Raumfahrer lernen nach Esa-Angaben unter anderem, Blut abzunehmen, eine Wunde zu nähen, einen Zahn zu ziehen und eine provisorische Füllung einzusetzen. Auch Wiederbelebungsmaßnahmen sowie Ultraschall- und Augenuntersuchungen beherrschen sie. An Bord der ISS helfe eine spezielle medizinische Checkliste mit klaren Anweisungen bei der Diagnose und Behandlung kranker oder verletzter Besatzungsmitglieder, sagte Hoyer. Zudem gebe es eine umfangreiche Bordapotheke.

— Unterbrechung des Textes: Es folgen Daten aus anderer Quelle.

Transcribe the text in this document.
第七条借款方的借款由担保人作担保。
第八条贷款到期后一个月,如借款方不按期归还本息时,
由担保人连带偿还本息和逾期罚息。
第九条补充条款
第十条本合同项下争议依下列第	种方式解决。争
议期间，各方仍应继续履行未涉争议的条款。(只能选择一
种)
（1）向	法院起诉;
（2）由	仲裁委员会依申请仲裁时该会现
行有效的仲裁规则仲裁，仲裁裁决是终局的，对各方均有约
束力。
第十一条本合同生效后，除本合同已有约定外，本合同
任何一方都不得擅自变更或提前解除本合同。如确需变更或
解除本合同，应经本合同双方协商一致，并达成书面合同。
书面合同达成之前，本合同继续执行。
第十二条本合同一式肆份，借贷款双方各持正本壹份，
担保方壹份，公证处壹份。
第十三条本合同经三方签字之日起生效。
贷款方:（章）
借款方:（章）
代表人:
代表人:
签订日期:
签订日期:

„Der Besatzung stehen mehrere Medikamententaschen mit Aspirin oder anderen milden Arzneimitteln und ein Notfallkoffer zur Verfügung, der Schmerzmittel, Anästhetika, Medikamente für die Zahnbehandlung, Verbandsmaterial, Stethoskop, Defibrillator und andere komplexere Instrumente und Arzneimittel zur Lebenserhaltung enthält“, heißt es bei der Esa. Zudem spreche ein Fliegerarzt in einer Art privaten Sprechstunde regelmäßig mit jedem Esa-Astronauten, um potenzielle Gesundheitsprobleme zu erörtern.
Erst kürzlich hatte die US-Raumfahrtbehörde Nasa eine vierköpfige Astronauten-Besatzung wegen gesundheitlicher Probleme eines Crew-Mitglieds vorzeitig zurück zur Erde geholt - ein Novum in der ISS-Geschichte.2 Zur Identität des Crew-Mitglieds und zu Details der gesundheitlichen Probleme wollte sich die Nasa nicht äußern. Es habe aber nichts mit der Arbeit der Crew an Bord der ISS zu tun und es handle sich auch nicht um einen Notfall, sagte der Chef-Mediziner der Nasa, James Polk. Das Crew-Mitglied sei in stabilem Zustand. „Es bleiben Risiken und Fragen zur Diagnose. Das bedeutet, dass ein Risiko für den Astronauten an Bord bleibt.“ Die Gesundheit und das Wohlergehen des Astronauten zu gewährleisten, habe Vorrang, betonte Polk.